While reports suggest China’s housing bubble may soon burst and some express the zero-sum sentiment that China’s continued rise means America’s decline, economist Zachary Karabell argues that a thriving China is actually in the best interest of the United States. From The Atlantic:
The need to see China fail verges on jingoism. Americans distrust the Chinese model, find that its business practices verge on the immoral and illegal, that its reporting and accounting standards are sub-par at best and that its system is one of crony capitalism run by crony communists. On Wall Street, the presumption usually seems to be that any Chinese company is a ponzi scheme masquerading as a viable business. In various conversations and debates, I have rarely heard China’s economic model mentioned without disdain. Take, as just one example, Gordon Chang in Forbes: “Beijing’s technocrats can postpone a reckoning, but they have not repealed the laws of economics. There will be a crash.”
The consequences of a Chinese collapse, however, would be severe for the United States and for the world. There could be no major Chinese contraction without a concomitant contraction in the United States. That would mean sharply curtailed Chinese purchases of U.S. Treasury bonds, far less revenue for companies like General Motors, Nike, KFC and Apple that have robust business in China (Apple made $6.83 billion in the fourth quarter of 2012, up from $4.08 billion a year prior), and far fewer Chinese imports of high-end goods from American and Asian companies.

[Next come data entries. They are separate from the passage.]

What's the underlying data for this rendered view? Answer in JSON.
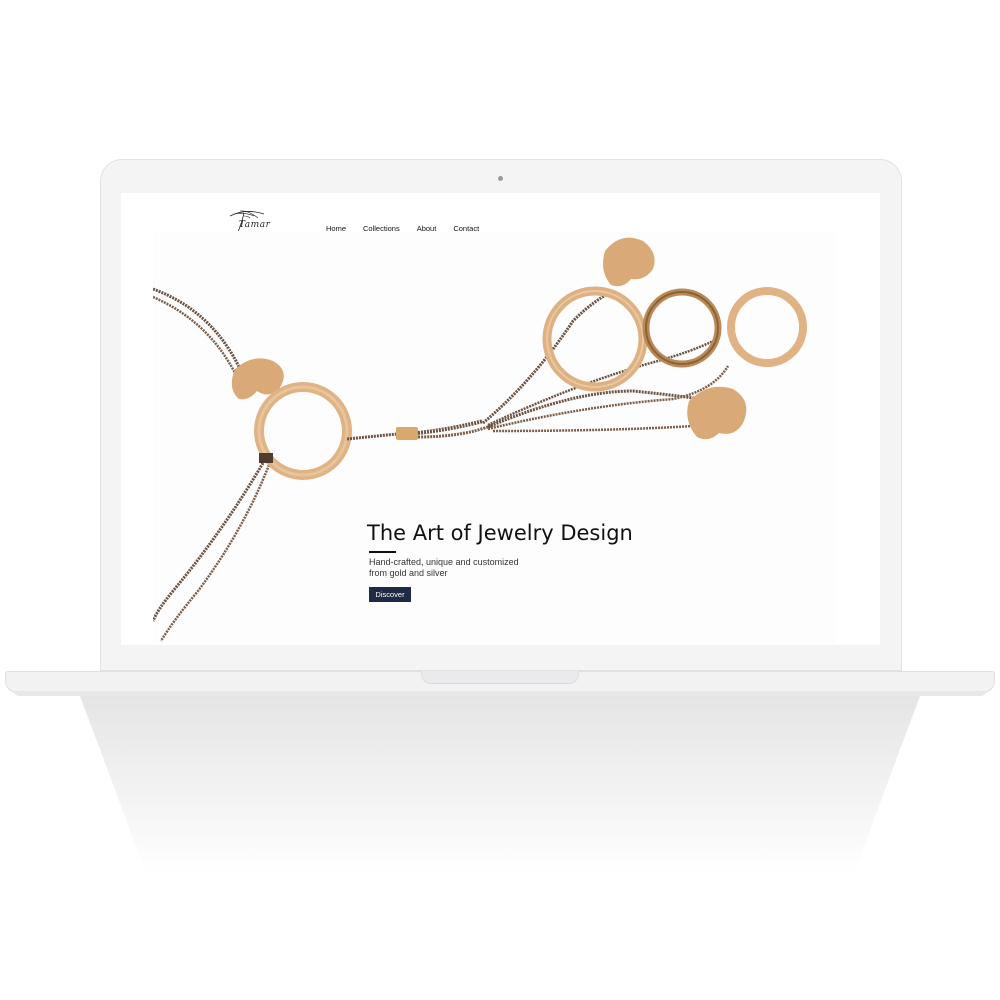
{
  "site": {
    "brand": "Tamar",
    "nav": [
      "Home",
      "Collections",
      "About",
      "Contact"
    ]
  },
  "hero": {
    "title": "The Art of Jewelry Design",
    "subtitle_line1": "Hand-crafted, unique and customized",
    "subtitle_line2": "from gold and silver",
    "cta": "Discover"
  },
  "colors": {
    "cta_background": "#1f2a44",
    "gold": "#d9aa78",
    "bead_chain": "#6b5242",
    "laptop_frame": "#f4f4f5"
  },
  "icons": {
    "logo": "palm-tree-logo-icon"
  }
}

It would also mean a collapse of Chinese imports of materials such as copper, which would in turn harm economic growth in emerging countries that continue to be a prime market for American, Asian and European goods.[…]

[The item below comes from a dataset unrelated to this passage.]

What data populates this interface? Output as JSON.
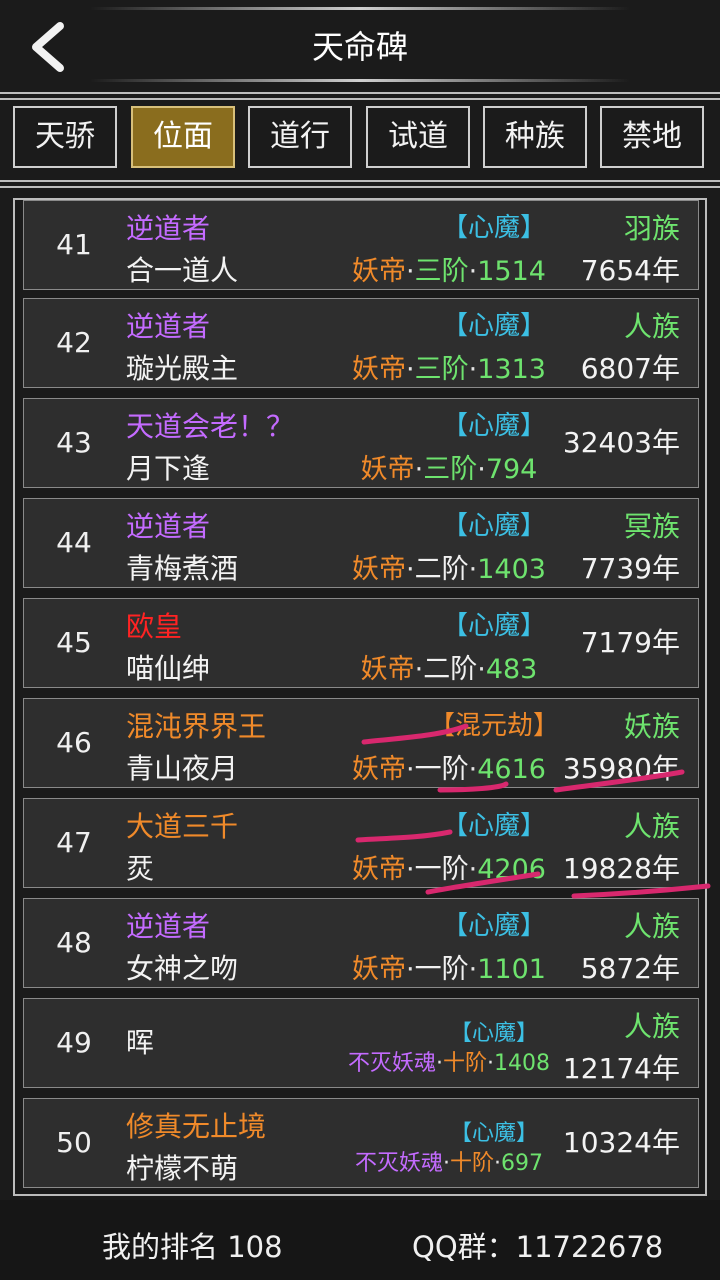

[…]Suspicion and antipathy […] are not constructive. They speak to the ongoing difficulty China poses to Americans’ sense of global economic dominance and to the belief in the superiority of free-market capitalism to China’s state-managed capitalism. The U.S. system may prove to be more resilient over time; it has certainly proven successful to date. Its success does not require China’s failure, nor will China’s success invalidate the American model. For our own self-interest we should be rooting for their efforts, and not jingoistically wishing for them to fail.